Société
Reportage

Inde : Narendra Modi pris au piège des conversions forcées à l’hindouisme

Inde Conversions Agra
Des femmes cuisent le pain dans le bidonville de Kabadi à Agra (Etat de l’Uttar Pradesh) le 14 décembre 2014. C’est là qu’un groupe hindou radical a organisé une conversion “forcée”. (Crédit : DOREEN FIEDLER/dpa)
Le Premier ministre indien, Narendra Modi, a été élu en juin dernier, principalement pour son programme de relance économique libérale. Mais les idéologues de son parti nationaliste hindou, le BJP désormais au pouvoir, en profitent pour convertir de force les minorités religieuses à l’hindouisme, effrayant une partie de la population.
Fin décembre, des extrémistes hindous prennent pour cible un campement de musulmans qui vivent dans cette plaine morne de la ville d’Agra (Etat de l’Uttar Pradesh, centre de l’Inde). Là, des toiles de jute, qui servent d’abris de fortune à une trentaine de familles, sont fouettées par la bourrasque hivernale, tandis que des déchets en plastique s’envolent, emportés par le vent. Des femmes drapées d’habits grenat, turquoise ou jaune, travaillent à remplir d’énormes sacs de rejets recyclables. Plus de 150 de ces éboueurs, tous disciples du Coran, vivent dans ce lieu de résidence illégal, temporaire depuis dix ans, dont le statut est aussi fragile que les bouts de bois qui maintiennent leurs tentes. Mais tout le monde ferme les yeux, car ces squatters remplissent une tâche ingrate que personne ne veut faire.
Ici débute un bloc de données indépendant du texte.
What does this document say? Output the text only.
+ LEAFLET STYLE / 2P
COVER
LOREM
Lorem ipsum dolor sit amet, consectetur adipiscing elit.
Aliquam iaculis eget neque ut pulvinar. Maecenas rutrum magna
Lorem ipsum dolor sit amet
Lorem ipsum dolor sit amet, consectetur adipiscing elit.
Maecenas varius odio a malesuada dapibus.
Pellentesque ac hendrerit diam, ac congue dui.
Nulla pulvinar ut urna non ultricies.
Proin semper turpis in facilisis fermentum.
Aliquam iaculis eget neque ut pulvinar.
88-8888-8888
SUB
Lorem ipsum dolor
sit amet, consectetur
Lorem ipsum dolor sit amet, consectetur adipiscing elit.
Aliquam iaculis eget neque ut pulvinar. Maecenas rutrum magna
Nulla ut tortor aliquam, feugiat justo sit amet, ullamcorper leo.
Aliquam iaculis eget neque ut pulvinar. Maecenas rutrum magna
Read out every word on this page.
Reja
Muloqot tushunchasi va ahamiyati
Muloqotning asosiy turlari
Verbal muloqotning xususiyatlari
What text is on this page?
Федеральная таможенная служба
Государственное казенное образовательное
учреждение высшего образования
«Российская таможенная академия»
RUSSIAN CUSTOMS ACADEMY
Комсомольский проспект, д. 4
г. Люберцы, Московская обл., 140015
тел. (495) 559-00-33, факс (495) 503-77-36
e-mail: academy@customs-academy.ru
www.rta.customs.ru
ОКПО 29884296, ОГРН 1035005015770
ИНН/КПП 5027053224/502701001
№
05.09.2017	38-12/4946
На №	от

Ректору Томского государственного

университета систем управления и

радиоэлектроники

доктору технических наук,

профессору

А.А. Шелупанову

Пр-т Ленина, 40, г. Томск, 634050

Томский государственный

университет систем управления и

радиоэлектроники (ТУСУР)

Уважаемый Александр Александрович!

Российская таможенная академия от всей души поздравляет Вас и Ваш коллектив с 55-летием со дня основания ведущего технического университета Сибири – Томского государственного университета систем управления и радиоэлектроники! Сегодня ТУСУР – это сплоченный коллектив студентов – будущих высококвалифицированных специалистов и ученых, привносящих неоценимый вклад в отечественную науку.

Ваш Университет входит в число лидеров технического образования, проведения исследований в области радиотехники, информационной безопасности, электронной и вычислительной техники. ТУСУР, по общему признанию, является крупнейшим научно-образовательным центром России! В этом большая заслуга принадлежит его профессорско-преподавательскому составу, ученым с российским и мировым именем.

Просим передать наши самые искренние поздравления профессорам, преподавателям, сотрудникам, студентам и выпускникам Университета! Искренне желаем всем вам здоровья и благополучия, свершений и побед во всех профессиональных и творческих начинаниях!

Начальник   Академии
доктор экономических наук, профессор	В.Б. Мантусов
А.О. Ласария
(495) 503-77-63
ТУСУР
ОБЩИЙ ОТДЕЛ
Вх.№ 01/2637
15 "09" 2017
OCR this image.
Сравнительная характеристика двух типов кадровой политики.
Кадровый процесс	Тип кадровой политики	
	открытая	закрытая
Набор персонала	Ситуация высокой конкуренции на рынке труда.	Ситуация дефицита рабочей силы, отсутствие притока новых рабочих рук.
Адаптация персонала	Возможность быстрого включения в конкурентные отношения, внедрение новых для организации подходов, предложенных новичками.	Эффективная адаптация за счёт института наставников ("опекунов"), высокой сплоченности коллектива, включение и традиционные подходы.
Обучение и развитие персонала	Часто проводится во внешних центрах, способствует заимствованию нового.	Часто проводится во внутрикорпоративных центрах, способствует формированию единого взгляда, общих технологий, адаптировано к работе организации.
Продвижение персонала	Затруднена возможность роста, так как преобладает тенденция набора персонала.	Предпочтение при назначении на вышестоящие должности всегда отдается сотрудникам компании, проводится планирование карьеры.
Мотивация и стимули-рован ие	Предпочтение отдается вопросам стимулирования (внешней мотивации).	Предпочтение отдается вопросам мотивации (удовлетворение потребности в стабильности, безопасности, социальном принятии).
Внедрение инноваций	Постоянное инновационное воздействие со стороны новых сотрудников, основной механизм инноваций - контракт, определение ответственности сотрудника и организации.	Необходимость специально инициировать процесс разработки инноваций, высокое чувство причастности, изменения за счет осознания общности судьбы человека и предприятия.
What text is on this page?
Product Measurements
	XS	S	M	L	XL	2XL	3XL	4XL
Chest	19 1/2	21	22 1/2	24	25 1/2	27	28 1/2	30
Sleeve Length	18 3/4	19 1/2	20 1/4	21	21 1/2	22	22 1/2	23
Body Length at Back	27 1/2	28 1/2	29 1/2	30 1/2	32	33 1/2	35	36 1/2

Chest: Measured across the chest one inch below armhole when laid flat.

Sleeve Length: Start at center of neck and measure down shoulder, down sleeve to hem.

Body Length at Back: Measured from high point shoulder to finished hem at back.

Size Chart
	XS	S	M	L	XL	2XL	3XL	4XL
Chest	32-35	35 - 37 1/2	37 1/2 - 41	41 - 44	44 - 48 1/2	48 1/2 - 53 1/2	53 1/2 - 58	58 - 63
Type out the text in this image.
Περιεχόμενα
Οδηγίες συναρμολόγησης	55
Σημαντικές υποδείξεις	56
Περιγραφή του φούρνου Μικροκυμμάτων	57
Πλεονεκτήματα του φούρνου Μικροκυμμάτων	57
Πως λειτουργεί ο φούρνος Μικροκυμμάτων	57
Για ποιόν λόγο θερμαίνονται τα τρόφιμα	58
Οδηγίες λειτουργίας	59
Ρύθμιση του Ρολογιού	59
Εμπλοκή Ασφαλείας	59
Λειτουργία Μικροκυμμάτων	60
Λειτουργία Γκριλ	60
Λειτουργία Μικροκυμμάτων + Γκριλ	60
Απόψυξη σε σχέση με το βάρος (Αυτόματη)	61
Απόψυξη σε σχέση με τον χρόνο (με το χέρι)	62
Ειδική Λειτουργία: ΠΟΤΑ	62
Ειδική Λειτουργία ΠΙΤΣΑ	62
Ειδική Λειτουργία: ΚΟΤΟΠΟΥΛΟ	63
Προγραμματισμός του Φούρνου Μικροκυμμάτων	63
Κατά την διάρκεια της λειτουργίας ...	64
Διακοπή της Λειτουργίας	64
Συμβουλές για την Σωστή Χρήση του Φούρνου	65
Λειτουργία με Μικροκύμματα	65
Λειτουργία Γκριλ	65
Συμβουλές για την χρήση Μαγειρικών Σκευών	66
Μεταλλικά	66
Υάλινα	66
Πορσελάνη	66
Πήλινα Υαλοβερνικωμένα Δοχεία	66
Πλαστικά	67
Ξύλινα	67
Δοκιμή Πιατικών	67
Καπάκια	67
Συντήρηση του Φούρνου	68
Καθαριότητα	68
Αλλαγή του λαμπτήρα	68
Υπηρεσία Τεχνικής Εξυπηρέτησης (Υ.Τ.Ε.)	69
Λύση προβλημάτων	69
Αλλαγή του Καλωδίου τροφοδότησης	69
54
Ces habitants se réjouissent lorsque, en décembre dernier donc, un homme qui prétend travailler pour l’administration locale promet de leur fournir des cartes de rationnement et des attestations de leur indigence (Below Poverty Line cards). Ces sésames, compliqués à obtenir de la kafkaïenne administration indienne, permettent d’obtenir de précieuses aides publiques. Deux jours plus tard, l’homme revient – accompagné d’un prêtre hindou et d’une dizaine d’individus. Ils dressent une tente, allument un « feu sacré » et aspergent les musulmans d’eau du Gange. Impromptue, cette « conversion » à l’hindouisme se fait implicitement sous la menace. « Nous ne pouvions protester, car ces hommes ne viennent jamais les poches vides », relate Munira, la femme du responsable de la décharge, en faisant allusion à la présence d’armes. Puis, sous leurs yeux médusés, les hindouistes s’emparent de leurs Corans dans leurs maisons, et les confisquent. Pour finir, ils aposent une marque orange sur leurs fronts et concluent sententieusement : « Vous êtes hindous ! »

 

« Les gens nous ont accusé de l’avoir fait pour de l’argent… mais personne ne change de religion pour une carte de rationnement ! »
Se défend Munira, les larmes aux yeux. L’apostasie est passible de la peine de mort dans la religion musulmane. Toutefois, au bout d’une semaine d’angoisse, un imam les soulage en leur assurant qu’une conversion obtenue frauduleusement n’est « pas valide « .

« Nous leur avons dit que leurs ancêtres étaient hindous et qu’ils pouvaient revenir à la maison »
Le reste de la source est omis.